Diospyros coriacea
- Conservation status: Vulnerable (IUCN 3.1)

Scientific classification
- Kingdom: Plantae
- Clade: Tracheophytes
- Clade: Angiosperms
- Clade: Eudicots
- Clade: Asterids
- Order: Ericales
- Family: Ebenaceae
- Genus: Diospyros
- Species: D. coriacea
- Binomial name: Diospyros coriacea Hiern

= Diospyros coriacea =

- Genus: Diospyros
- Species: coriacea
- Authority: Hiern
- Conservation status: VU

Species of flowering plant

Diospyros coriacea is a tree in the family Ebenaceae.
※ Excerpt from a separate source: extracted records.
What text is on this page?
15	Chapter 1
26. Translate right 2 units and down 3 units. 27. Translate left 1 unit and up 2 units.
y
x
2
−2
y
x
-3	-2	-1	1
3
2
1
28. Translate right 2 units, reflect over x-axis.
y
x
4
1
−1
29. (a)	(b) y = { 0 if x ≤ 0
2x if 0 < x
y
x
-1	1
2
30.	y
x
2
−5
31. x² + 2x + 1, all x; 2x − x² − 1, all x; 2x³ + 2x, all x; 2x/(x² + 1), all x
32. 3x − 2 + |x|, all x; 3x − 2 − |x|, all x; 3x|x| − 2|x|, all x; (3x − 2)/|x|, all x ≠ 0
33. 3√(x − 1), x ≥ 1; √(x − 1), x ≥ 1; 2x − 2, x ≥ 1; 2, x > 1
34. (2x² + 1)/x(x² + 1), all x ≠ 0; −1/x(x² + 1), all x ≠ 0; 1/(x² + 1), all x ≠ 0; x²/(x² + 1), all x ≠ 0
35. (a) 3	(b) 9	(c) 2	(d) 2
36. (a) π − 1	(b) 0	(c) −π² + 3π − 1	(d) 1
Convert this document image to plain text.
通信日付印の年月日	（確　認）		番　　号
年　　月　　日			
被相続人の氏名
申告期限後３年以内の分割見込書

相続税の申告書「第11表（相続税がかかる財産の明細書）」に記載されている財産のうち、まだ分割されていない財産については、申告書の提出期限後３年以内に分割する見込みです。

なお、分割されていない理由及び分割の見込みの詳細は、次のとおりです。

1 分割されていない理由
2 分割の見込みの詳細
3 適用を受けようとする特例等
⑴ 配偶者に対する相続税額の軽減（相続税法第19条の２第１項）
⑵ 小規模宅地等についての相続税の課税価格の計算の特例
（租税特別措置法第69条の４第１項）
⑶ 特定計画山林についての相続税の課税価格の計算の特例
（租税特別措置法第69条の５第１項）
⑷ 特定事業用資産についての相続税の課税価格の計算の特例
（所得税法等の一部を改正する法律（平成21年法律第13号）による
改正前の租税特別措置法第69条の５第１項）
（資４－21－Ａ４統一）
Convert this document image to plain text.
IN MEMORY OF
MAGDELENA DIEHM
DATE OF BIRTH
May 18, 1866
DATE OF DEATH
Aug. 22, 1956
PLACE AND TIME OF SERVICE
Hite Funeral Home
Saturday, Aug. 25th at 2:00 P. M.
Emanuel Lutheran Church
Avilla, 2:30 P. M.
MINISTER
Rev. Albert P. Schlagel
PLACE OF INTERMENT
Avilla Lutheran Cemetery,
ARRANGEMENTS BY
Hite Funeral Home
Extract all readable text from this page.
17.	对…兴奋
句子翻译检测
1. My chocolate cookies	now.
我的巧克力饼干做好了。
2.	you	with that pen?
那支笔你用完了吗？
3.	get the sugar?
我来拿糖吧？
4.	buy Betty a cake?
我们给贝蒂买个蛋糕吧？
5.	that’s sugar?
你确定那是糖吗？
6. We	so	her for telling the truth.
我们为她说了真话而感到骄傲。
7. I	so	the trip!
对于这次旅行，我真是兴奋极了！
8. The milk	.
The specific epithet coriacea means 'leathery', referring to the leaves. The species is native to Peninsular Malaysia, Singapore and Borneo.

==Description==
Diospyros coriacea grows up to 15 m tall. The twigs dry blackish. The inflorescences bear up to seven flowers. The fruits are roundish, up to 3.5 cm in diameter.

==Conservation==
Diospyros coriacea has been assessed as vulnerable on the IUCN Red List. Its small population and habitat in lowland swamp forests leave it threatened by land conversion for agriculture and urban development. The species is present in only one protected area, in Sarawak.